では図形bの中に図形aを知覚した人はどれくらいいたのでしょうか。 

 

その結果はこのようなものでした。

 

【図形aを認めた、もしくは、あることを推測した被験者の割合】

事前経験なし → 6.6%

事前経験あり → 5.0% 

 

ここから分かるのは、520回も図形を見るという事前経験があったとしても、図形bに図形aが埋め込まれていることに気づきやすくなるということは全くなかったということです。

 

今回のような全体がひとまとまりとして知覚されるような場では、その中の個別の刺激についての経験の積み重ねがあっても、それが全体に何かしらの影響を与えることはない(極めて少ない)ことが言えます。

 

この実験をはじめとし、いくつかの実験を経たゴットシャルトは、人は日々の生活の中で様々なことを学習し成長しているのではなく、遺伝的に組み込まれた能力が発現しているのだと考えていたようです。

  

   

洞察による学習

ゴットシャルトのようなゲシュタルト心理学者が、学習に対して完全に否定的であるわけはありませんでした。

  

むしろ、ソーンダイクワトソンのような行動主義の心理学者たちの学習論とは異なるもう一つの学習論を生み出したと言えます。

  

ソーンダイクの問題箱では、箱の中に入った猫がペダルを踏んでドアを開けました。

 

これによる彼の主張は、「このプロセスは全て試行錯誤によるもので、猫がドアの開け方を閃いたというようなことではない」というものでした。

 

ゲシュタルト心理学者はこの試行錯誤に対し、洞察による学習という概念を示しました。

  

ゲシュタルト心理学は人や動物が自分のおかれた状況(場)をゲシュタルトの法則に従って広く知覚するというプロセスを重視しています。

 

ゲシュタルト心理学者によると、洞察とは現在の状況の知覚を再構成し、新たな状況の知覚を行うことだとしています。

 

それだけだと抽象的なので、具体例を本書から引用します。

 

【引用】

たとえば、ある困難な状況に追い込まれ先に進めず困っていたとする。

ところが、一定時間考えたのち、きっかけはさまざまだが、、突然それまで気にかけていたことが些細なことに見え、逆に気づかなかった重要なポイントが見えてきて、全体に対する見方がガラッと一変してしまうような経験をしたことはないだろうか。

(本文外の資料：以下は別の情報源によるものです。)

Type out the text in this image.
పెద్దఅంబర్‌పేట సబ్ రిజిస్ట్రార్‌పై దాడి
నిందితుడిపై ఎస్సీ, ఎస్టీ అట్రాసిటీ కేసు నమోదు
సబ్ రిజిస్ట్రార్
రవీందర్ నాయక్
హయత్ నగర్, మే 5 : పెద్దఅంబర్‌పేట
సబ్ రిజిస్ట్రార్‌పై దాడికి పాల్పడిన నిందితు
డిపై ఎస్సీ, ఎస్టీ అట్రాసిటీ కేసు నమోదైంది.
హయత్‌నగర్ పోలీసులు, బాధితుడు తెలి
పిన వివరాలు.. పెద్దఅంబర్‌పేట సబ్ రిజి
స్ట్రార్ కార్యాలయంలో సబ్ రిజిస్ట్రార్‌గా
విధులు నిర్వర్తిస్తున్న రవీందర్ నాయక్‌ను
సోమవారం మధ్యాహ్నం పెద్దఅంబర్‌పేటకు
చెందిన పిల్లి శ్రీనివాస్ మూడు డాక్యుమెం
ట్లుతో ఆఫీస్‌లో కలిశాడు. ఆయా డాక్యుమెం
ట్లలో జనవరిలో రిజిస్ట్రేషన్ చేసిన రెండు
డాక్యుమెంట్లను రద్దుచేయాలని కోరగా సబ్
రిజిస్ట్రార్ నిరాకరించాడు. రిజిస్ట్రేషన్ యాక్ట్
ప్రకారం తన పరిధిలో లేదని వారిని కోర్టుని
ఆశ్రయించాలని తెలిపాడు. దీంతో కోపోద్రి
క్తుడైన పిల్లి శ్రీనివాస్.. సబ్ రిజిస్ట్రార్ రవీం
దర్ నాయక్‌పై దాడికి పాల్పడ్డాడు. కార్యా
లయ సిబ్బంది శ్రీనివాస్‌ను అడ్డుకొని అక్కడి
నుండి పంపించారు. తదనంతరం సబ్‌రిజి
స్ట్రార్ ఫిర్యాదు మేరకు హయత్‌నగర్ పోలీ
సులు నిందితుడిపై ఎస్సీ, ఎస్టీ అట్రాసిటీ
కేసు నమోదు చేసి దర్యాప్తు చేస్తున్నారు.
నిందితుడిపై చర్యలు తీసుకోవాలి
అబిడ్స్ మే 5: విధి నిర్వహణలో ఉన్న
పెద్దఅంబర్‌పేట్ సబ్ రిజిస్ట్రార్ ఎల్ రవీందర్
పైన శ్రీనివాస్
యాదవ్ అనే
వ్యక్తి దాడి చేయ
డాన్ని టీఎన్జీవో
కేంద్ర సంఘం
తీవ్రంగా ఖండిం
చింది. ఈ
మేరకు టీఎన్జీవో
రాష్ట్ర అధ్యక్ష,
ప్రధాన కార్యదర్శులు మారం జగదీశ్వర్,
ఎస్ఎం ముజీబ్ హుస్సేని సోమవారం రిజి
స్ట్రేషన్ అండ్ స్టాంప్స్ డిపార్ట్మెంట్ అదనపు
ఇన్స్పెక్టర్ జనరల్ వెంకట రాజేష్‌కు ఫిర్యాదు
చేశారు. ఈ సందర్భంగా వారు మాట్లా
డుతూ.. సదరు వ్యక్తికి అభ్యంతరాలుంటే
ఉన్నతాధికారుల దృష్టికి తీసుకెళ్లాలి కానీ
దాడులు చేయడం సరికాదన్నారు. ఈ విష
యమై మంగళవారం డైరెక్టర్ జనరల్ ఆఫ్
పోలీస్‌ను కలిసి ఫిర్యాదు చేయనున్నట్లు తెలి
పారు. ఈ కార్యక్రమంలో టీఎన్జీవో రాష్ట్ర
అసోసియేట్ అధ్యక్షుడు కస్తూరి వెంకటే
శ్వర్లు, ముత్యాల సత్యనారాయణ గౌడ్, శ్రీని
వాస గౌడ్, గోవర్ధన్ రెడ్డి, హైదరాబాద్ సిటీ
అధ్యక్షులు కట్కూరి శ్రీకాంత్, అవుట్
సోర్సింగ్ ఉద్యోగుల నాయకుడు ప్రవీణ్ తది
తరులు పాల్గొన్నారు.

そしてそれに伴って今まででは思いもよらなかった打開策が思い浮かんでくる。

これが、洞察が働き自分の置かれた状況の再構成が行われたということであり、ゲシュタルト心理学における学習なのである。

 

実は、このゲシュタルト心理学における学習をしていたことがある人もいるのではないでしょうか。

 

学生の頃に行ったペーパーテストにおいても、その場ではどうしても解けなかったのに、テストが終わってから見直したら簡単に解けた(別の簡単な解き方に気づいた)ということなんてざらにありますね。

 

社会に出てからも、困難なプロジェクトを進めてみて、後から「ああすればよかった」などの改善点に気づくこともそうと言えるでしょう。

 

俯瞰した視点で洞察することが、ゲシュタルト心理学における学習ということが分かります。